The introductory principles underpinning the SAFTA are as follows:
- Overall reciprocity and mutuality of advantages to profit equitably for all contracting States.
- Concession of tariff reform step by step improved and extended in consecutive stages through periodic reviews.
- Recognition of the special requirements of the least developed contracting states and agreements.
- Addition of all product manufacturers and goods in their raw, semi-processed, and reused forms.
In 2011, Afghanistan joined the SAFTA. Its purpose is to encourage and elevate common contracts among countries similar to medium and long-term contracts. Contracts involving trade operated by countries, force, and import assurance in respect of specific products, etc. It involves agreements on tariff concessions like public duties concession and non-tariff concession.
Aim of SAFTA
The main aim of the agreement is to promote competition in the area and to give equal benefits to the countries involved. It aims to profit the people of the countries by bringing openness and integrity among the nations. The SAFTA was also formed to increase the position of trade and profitable cooperation among the SAARC nations by reducing the tariff and walls and also to give special preference to the least developed countries (LDCs) among the SAARC nations. It also establishes a network for more indigenous cooperation.
Seven South Asian nations view SAFTA as essential to their success in achieving trade liberalization, welfare gains, and profitable growth.

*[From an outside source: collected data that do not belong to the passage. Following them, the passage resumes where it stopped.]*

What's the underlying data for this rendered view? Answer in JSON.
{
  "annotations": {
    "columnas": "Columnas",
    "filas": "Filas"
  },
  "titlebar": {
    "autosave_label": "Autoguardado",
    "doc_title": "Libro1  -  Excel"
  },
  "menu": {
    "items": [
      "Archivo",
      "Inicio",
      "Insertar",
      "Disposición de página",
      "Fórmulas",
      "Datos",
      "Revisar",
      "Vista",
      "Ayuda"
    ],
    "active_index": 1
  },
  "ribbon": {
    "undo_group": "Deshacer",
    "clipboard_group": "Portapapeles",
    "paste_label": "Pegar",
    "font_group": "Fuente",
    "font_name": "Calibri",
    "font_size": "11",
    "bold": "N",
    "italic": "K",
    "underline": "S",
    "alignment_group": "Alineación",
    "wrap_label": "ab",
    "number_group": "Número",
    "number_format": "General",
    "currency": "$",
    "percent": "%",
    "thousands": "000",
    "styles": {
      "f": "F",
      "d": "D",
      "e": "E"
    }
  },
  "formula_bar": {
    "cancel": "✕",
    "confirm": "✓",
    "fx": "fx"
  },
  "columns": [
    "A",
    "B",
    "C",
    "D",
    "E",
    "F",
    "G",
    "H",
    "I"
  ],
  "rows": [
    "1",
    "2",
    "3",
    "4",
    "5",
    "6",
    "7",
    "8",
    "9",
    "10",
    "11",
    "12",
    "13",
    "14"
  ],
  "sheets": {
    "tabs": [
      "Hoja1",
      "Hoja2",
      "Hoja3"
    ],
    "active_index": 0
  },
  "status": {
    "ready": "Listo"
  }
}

The establishment of free
trade areas stems from the belief that trade liberalization improves the profitable effectiveness of any country. But this effectiveness depends on the proposition of relative
advantage, which advocates that free trade ultimately results in producing and trading only those particulars for which they have got a relative advantage. Successful trade
liberalization results in an expansion of exports and compression of imports. The World trade organization was started to institutionalize this principle of free trade. Overall, free trade areas are considered to be the power of growth and progress
Openings of SAFTA
Although South Asia has the eventuality of getting the world’s largest free trade area
through profitable integration as shown by SAFTA, it continues to be considered the world’s least desegregated region. This fact conveys communication to a fairly developed as well as the developing economy of the region to work genuinely towards the growth of the organization.